Все… ругаются надо мной… «Он уповал на Господа, – пусть избавит его»… Не удаляйся от меня; ибо скорбь близка, а помощника нет.
Снимает мешок. Под ним – полуистлевшая ткань коричневого цвета, снизу – лубок. По снятии шапочки обнаружен человеческий череп. Частью на лубке, частью на весу. Справа виден первый шейный позвонок. Человек среднего роста. При поднимании черепа нижняя челюсть отделяется, в ней семь зубов.
Множество тельцов обступили меня… Раскрыли на меня пасть. Я пролился, как вода: все кости мои рассыпались; сердце мое… растаяло посреди внутренностей… И Ты свел меня к персти земной.
Развертывают истлевшую одежду. Все густо пересыпано мертвой молью, видны рыжего цвета волосы, ременной пояс.
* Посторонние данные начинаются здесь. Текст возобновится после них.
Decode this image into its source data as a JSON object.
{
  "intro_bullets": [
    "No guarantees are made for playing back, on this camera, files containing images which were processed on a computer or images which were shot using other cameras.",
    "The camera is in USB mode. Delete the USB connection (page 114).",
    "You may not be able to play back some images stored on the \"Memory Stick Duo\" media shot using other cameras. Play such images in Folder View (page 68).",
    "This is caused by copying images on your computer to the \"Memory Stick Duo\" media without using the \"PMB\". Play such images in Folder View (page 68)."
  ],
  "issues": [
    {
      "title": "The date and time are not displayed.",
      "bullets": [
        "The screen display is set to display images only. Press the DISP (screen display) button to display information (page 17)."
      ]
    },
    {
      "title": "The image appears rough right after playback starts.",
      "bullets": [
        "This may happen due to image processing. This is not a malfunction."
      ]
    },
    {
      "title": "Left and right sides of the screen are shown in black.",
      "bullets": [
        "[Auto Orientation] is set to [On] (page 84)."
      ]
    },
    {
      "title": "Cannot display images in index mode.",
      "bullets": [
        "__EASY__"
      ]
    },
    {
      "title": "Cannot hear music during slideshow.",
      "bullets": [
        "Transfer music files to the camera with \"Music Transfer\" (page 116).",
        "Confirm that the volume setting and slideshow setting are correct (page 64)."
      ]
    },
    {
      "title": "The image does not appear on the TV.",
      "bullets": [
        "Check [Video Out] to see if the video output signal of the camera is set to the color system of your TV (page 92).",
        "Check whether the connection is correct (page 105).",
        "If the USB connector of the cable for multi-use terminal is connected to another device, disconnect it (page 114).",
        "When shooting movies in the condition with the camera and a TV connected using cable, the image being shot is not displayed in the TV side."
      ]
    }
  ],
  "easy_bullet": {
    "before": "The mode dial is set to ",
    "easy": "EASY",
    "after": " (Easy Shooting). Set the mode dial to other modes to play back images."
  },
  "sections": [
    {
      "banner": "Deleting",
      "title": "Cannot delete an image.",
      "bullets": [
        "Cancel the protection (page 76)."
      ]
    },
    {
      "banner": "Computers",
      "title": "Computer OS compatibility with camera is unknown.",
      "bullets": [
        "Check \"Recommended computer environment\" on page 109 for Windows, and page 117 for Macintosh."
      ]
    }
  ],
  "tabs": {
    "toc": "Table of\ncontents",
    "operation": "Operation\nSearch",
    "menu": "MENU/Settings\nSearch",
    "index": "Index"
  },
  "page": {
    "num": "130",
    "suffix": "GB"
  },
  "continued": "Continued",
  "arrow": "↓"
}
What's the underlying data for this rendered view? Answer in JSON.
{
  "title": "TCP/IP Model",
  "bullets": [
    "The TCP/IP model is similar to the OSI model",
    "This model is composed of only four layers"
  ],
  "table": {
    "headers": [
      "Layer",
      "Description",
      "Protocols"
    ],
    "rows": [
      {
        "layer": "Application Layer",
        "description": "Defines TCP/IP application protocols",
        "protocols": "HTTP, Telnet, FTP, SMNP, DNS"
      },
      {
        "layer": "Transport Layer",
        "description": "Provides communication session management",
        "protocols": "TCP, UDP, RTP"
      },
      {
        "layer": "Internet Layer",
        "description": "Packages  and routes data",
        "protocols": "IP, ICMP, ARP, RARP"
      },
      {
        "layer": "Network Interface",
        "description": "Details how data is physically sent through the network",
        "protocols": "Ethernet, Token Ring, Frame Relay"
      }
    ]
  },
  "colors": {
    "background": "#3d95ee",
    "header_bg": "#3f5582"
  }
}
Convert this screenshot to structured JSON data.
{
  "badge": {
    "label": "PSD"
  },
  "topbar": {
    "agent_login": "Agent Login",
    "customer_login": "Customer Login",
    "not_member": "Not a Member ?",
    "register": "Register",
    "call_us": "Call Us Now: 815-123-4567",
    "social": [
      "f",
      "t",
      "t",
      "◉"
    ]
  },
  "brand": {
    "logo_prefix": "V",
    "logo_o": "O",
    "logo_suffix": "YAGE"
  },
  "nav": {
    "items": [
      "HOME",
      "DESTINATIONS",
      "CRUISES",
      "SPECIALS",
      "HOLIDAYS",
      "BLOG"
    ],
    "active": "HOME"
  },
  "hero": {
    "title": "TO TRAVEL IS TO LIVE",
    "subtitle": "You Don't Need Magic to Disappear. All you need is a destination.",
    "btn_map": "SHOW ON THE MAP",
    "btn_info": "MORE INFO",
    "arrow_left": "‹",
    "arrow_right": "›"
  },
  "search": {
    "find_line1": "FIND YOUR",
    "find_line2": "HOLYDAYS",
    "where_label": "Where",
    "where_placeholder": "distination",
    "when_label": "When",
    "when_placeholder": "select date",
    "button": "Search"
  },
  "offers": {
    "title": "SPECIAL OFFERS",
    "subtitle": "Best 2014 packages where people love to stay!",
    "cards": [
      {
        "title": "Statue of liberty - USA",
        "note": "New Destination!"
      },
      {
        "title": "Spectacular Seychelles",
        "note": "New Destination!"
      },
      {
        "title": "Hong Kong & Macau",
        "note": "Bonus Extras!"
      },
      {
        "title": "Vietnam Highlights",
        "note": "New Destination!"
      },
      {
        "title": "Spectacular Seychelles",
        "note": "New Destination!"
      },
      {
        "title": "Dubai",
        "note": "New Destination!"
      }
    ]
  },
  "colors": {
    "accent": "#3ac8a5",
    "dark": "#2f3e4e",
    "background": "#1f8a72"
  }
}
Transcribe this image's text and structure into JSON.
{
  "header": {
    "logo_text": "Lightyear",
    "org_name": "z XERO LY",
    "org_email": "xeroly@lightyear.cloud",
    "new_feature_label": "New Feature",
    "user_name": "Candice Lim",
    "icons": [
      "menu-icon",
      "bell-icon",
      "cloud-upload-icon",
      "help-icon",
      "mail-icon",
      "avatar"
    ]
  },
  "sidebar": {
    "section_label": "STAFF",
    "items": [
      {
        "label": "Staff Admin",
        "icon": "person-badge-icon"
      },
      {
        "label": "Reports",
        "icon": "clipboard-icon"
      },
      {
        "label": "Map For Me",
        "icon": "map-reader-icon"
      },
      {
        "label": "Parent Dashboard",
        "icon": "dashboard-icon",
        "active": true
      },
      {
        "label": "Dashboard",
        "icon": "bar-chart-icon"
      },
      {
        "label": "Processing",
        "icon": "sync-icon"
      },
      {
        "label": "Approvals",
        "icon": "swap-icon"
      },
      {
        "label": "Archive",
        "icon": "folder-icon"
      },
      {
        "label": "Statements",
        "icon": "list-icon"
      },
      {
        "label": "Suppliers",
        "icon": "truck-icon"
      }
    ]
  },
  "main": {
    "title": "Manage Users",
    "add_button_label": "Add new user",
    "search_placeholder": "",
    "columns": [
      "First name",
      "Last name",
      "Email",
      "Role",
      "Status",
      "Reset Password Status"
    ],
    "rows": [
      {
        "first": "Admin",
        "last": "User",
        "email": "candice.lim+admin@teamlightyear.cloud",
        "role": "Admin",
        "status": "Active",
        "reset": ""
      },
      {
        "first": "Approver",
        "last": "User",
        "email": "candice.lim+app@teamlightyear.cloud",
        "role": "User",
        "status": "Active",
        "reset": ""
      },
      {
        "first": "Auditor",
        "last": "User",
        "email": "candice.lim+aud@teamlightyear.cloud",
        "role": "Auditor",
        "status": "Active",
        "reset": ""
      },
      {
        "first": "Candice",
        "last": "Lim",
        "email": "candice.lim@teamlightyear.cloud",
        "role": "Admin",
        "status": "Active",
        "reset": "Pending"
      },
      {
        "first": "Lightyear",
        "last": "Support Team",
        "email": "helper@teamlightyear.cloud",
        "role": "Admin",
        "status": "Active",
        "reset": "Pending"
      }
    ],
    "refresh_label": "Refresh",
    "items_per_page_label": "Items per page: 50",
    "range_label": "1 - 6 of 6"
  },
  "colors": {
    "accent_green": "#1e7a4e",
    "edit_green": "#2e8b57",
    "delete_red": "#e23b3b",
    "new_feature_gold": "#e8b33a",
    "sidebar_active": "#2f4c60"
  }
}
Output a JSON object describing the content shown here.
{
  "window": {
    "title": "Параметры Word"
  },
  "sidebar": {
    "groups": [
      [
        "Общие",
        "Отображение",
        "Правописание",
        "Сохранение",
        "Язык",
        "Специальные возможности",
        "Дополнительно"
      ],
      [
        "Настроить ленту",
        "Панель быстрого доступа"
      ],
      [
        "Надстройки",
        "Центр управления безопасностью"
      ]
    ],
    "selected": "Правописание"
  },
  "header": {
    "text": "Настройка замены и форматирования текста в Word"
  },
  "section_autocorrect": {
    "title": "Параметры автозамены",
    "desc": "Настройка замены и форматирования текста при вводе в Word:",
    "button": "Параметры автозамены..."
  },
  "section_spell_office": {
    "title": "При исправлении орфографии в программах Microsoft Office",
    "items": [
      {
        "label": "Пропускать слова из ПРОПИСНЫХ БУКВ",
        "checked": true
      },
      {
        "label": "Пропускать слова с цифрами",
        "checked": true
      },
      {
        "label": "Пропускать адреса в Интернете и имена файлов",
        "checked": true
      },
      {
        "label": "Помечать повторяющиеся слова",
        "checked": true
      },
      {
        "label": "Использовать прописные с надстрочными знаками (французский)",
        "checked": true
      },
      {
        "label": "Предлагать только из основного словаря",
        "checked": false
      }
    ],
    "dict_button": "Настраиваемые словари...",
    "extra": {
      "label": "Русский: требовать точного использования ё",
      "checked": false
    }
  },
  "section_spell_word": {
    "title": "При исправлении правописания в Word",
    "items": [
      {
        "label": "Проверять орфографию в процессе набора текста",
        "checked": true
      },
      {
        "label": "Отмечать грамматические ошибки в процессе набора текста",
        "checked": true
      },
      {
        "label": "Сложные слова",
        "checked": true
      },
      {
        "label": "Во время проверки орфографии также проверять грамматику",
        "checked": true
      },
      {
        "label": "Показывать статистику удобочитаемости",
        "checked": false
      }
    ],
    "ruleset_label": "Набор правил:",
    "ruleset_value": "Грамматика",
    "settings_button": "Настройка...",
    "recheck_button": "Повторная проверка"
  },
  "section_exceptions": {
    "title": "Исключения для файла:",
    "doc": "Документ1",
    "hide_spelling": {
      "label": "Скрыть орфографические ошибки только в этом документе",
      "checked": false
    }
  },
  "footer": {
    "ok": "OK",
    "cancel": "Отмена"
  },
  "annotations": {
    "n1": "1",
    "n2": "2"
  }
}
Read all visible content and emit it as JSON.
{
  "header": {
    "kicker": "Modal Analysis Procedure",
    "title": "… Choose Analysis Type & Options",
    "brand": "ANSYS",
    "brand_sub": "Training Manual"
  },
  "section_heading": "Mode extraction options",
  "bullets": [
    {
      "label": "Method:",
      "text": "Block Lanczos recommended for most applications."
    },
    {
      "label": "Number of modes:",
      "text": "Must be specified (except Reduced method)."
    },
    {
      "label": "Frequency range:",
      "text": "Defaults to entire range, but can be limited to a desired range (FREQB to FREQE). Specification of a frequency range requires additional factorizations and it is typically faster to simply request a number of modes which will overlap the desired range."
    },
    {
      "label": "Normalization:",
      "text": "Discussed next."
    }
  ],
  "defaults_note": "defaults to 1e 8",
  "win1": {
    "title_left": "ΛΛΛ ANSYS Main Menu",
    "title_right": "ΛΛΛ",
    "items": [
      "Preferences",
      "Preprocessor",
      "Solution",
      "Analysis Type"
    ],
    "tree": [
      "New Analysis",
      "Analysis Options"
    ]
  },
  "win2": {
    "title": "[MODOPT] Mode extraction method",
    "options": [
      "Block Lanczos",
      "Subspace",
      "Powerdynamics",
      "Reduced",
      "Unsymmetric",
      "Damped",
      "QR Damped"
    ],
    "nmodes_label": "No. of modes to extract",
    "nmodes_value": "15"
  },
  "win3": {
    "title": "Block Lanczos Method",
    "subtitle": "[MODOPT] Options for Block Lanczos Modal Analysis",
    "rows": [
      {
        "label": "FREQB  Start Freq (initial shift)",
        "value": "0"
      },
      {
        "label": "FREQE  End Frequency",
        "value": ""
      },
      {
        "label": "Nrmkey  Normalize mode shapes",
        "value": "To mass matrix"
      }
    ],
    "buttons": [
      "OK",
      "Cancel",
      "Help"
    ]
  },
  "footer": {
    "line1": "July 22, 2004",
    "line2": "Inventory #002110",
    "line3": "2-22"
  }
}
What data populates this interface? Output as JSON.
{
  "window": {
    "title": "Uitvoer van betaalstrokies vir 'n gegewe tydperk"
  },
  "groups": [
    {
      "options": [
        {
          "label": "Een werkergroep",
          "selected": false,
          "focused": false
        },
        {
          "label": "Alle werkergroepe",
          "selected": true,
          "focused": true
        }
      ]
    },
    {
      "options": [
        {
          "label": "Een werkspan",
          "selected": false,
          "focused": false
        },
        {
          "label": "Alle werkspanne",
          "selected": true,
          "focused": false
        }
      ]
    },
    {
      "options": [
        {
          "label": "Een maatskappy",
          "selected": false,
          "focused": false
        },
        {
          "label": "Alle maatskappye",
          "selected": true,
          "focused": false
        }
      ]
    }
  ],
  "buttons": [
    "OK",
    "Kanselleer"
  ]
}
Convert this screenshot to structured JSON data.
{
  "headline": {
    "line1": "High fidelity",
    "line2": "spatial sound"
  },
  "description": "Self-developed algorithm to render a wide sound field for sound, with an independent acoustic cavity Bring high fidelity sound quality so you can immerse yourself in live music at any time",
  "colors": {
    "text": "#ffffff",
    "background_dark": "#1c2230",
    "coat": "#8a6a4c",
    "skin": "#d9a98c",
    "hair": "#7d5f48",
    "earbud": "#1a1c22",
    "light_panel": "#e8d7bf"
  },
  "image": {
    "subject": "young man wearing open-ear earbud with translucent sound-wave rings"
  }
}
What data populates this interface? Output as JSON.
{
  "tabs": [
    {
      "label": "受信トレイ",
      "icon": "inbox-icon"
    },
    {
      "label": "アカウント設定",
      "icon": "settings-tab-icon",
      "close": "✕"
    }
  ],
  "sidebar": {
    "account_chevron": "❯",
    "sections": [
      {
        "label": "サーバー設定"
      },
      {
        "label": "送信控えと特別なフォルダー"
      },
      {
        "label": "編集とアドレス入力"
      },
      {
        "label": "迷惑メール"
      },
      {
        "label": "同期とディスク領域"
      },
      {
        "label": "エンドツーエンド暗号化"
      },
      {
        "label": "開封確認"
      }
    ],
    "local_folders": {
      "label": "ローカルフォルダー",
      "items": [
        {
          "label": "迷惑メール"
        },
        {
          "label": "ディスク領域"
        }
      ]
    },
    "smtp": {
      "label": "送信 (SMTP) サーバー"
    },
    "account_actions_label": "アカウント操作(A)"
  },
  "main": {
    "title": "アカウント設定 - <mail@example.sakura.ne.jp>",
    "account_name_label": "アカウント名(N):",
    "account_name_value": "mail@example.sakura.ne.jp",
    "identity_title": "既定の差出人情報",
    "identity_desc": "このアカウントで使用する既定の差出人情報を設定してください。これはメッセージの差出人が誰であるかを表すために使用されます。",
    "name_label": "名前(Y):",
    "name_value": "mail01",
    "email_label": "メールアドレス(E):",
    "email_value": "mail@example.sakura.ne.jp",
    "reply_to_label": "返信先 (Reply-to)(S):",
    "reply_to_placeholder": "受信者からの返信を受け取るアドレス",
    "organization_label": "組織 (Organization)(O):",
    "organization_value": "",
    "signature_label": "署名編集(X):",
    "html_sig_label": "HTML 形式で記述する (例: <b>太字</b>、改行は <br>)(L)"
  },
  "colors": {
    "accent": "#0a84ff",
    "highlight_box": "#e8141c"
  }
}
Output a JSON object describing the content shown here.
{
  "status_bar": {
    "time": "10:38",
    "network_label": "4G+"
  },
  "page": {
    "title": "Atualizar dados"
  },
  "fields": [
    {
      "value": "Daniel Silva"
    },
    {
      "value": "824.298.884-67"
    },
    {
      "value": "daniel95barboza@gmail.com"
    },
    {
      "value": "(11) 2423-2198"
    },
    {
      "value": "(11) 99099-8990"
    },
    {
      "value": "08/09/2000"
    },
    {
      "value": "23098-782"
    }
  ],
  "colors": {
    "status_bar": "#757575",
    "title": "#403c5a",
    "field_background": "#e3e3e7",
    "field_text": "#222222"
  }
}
Поднимается пыль. Отдельные позвонки, кости таза, правая берцовая, правая бедренная кости целы. Доктор Попов поднимает черепную коробку, вынимает завернутые в провощенную бумагу желтого цвета волосы. Доктор собирает массу моли и показывает присутствующим.
Псы окружили меня… Можно было перечесть все кости мои, а они смотрят и делают из меня зрелище; делят ризы мои между собой и об одежде моей бросают жребий…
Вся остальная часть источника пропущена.